We are constantly surrounded by digital suggestions: every time we access a streaming platform or visit a e-commercesome algorithm based onartificial intelligence is working for us to curate the selection of content we find in front of us, be it digital content, products to purchase, and so on. This system, technically defined recommendation engineis based on the analysis of big data and on complex algorithms machine learning designed to interpret our past behaviors and anticipate our future desires. The purpose of these technologies is twofold: on the one hand they help us users to orient ourselves in endless catalogues, allowing us to discover films, songs or products that we would struggle to find on our own, and on the other they are essential for companies to keep our involvement high and stimulate sales. It is no coincidence that the market for these systems is almost worth it today 7 billion dollarswith this figure expected to triple within the next few years.
But How do algorithms decide what to recommend to us? In summary, the process begins with widespread collection of our databoth those provided voluntarily and those deduced from our online activities. This information is stored in huge databases, analyzed to identify recurring patterns and finally filtered through three main methodologies: the collaborative filteringwhich compares us to other similar users; the one based on contentswhich analyzes the intrinsic characteristics of what we have already appreciated; hey hybrid systems. While these algorithms dramatically improve our user experience, they bring with them significant challenges, from the need to protect our privacy and comply with regulations, to the risk of encountering biases learned from the data itself, to the technical complexity of providing us with suggestions in real time. Let’s delve deeper into the topic taking into account that recommendation systems can have different specificities and modus operandi dissimilar to each other.

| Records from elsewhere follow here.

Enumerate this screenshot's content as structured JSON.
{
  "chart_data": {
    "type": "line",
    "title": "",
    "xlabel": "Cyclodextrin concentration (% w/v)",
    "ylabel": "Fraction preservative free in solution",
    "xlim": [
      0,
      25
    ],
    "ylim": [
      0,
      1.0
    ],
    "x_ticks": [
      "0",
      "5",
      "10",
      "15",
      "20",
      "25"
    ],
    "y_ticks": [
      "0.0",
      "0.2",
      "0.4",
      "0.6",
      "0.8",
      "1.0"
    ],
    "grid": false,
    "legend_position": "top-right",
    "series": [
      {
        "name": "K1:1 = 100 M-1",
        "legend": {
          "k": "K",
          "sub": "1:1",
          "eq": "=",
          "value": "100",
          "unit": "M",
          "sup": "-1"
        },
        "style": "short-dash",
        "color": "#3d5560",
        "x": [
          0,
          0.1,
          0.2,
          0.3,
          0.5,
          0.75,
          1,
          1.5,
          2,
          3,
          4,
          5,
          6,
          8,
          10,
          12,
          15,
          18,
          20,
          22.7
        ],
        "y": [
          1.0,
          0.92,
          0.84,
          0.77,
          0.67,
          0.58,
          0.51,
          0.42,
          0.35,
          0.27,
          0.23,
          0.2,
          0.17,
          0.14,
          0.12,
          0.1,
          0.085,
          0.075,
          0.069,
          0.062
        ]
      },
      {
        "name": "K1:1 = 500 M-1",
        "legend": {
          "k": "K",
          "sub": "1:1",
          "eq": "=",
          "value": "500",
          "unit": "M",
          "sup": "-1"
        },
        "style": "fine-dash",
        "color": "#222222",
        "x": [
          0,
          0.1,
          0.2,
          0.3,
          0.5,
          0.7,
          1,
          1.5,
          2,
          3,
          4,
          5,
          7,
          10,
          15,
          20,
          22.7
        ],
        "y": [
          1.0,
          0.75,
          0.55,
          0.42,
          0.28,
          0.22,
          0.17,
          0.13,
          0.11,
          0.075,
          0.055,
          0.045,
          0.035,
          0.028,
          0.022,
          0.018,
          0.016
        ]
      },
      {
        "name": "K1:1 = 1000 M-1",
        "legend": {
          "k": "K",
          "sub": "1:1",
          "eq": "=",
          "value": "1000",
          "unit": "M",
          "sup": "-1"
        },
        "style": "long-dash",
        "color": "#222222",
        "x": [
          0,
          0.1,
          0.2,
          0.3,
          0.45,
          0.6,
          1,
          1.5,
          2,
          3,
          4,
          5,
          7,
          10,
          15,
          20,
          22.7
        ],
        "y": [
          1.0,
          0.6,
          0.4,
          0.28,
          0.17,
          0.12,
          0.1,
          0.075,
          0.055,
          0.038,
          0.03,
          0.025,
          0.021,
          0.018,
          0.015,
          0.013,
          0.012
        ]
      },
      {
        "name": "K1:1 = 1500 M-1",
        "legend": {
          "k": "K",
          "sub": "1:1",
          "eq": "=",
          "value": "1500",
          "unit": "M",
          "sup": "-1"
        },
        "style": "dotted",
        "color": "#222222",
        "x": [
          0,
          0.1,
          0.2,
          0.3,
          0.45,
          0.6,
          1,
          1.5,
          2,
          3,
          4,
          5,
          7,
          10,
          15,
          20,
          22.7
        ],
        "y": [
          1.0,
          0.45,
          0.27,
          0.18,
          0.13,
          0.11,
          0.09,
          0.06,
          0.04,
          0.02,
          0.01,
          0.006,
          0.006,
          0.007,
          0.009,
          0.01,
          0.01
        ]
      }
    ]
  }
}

How recommendation algorithms work and what benefits they bring
To fully understand how recommendation algorithms are able to decipher our tasteswe need to analyze the 5 operational phases that transform our interactions into accurate predictions, starting from first phasethe data collectionwhich represents the main fuel of the entire process. Recommendation engines feed on two categories of traces that we leave online: i explicit datathat is, our direct and conscious actions such as a “Like”, a written review or a star rating, ei implicit datamuch more numerous and subtle, which include our browsing history, clicks, past purchases or even the time we spend looking at a product. They are often added to these demographic and psychographic datasuch as our age or our lifestyle. All this data, once collected, passes to second phasethat of archiving. It is at this point that the data is stored in complex storage structures, known as data warehouse or data lake. Once “stored”, the data passes to third phasethat of analyseswhere machine learning algorithms look for mathematical correlations to create predictive models.
There fourth phaseone of the most important, is that of filteringwhich determines the logic of the suggestion. In the collaborative filteringused massively by giants such as Amazon And Spotifythe system is based on the assumption that if we and another user have had similar preferences in the past, we are likely to continue to have them; if we liked the same films as another user, the algorithm will also recommend those that he has seen and we have not. This method can be based on memorycalculating the proximity between users or it can be model-basedexploiting neural networks of deep learning to fill the gaps in our preferences. The main limit here is the so-called “cold start”: if we are new users and do not have a history, the system struggles to identify us.
The alternative is the content-based filteringwhich instead of observing other users, focuses on the characteristics of the objects we liked. If we listened to a song with certain tags, genre and rhythm, the algorithm will treat us as vectors in a vector spaceoffering us other songs “close” to the known ones. This approach solves the problem, just mentioned, of the fateful “cold start”, but risks locking us into a bubble where we are always offered things that are too similar to those we already know, limiting the discovery of the new.
To overcome the flaws of both filtering methods, platforms such as Netflix they adopt hybrid systemsvery powerful but expensive in terms of calculation. The benefits for our experience are tangible: we save time by avoiding endless scrolling and we discover relevant content, so much so that 80% of Netflix viewing comes from these suggestions.
Critical issues related to recommendation systems
Regardless of recommendation system in usesome are not missing criticality inherent in this technology. In addition to the complexity of managing millions of simultaneous recommendations, there is a risk that algorithms learn and amplify social prejudices present in the training data, generating biased recommendations, without forgetting the delicate privacy issue linked to the massive collection of our personal information. There is so much to say regarding the critical issues of these systems and it is such a vast and boundless topic that it deserves an ad hoc study.